Read the instructions thoroughly and prep the ingredients before you begin.
Preheat oven to 350ºF. Spray a 9x13 baking dish with cooking spray. Set aside.
In a large bowl, whisk together the flour, baking powder, and salt. Set aside.
In a stand mixer, beat the egg yolks and sugar until it turns a pale yellow color. Mix in the vanilla and milk until combined. Transfer the egg mixture to the bowl with the flour mixture. Fold until all is well combined. Set aside.
In the stand mixer, (make sure the bowl is clean!) beat the egg whites until you get stiff peaks. Careful not to over mix. This process should only take 4-5 minutes total. Fold the egg whites into the cake batter until all is well combined.

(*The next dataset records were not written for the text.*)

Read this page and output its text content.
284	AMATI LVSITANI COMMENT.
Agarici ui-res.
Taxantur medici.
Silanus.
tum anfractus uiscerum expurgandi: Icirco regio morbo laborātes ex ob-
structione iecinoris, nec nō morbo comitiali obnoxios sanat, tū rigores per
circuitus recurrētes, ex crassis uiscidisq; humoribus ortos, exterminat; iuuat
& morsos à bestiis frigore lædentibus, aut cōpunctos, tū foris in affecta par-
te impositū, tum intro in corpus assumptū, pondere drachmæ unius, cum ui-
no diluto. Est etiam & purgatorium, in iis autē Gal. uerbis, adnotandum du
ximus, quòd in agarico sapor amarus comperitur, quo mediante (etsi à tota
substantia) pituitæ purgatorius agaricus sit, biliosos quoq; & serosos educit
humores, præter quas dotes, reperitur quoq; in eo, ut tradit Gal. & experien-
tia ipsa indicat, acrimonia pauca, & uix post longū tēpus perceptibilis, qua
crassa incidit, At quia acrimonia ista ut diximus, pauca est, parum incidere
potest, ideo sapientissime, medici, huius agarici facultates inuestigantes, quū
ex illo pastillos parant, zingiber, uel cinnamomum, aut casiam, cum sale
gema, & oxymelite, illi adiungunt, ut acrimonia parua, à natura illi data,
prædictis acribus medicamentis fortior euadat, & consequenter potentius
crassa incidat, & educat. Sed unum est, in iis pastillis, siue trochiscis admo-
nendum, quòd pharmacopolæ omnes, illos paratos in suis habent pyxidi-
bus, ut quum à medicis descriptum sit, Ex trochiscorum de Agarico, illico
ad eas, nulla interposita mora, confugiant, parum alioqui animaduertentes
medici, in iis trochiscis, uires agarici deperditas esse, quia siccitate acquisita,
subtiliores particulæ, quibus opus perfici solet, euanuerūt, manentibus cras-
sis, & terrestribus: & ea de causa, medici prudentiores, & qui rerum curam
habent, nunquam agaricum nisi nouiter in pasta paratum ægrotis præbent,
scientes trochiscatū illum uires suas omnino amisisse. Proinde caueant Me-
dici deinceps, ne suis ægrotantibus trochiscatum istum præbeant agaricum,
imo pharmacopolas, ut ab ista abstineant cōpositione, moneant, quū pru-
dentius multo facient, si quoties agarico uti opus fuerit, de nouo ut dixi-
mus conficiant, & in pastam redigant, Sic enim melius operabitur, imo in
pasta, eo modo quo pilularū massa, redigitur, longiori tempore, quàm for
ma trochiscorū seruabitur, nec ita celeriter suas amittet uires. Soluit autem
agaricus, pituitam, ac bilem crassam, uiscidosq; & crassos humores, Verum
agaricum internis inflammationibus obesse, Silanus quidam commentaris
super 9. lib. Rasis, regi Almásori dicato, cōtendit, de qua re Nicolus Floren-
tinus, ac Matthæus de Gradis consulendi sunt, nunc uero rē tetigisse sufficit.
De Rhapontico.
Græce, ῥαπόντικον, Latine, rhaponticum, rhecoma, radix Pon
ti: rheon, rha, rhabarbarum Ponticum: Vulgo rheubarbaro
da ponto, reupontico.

Transfer the cake batter to the prepared baking dish. Bake for 30-35 minutes then let the cake cool completely.
In a bowl, whisk the sweetened condensed milk, evaporated milk, and whole milk. Set aside.
Once the cake has cooled, poke holes all over the cake using a fork. Pour the 3 milks mixture on top making sure to cover the entire cake. Refrigerate for 2 hours, or overnight, until all the milks are soaked into the cake.
In a stand mixer, add the heavy whipping cream, vanilla extract, and salt. Sift in the powdered sugar and mix until you get soft peaks.
Spread the whipped cream evenly on top of the cake. Slice and serve with maraschino cherries. Enjoy!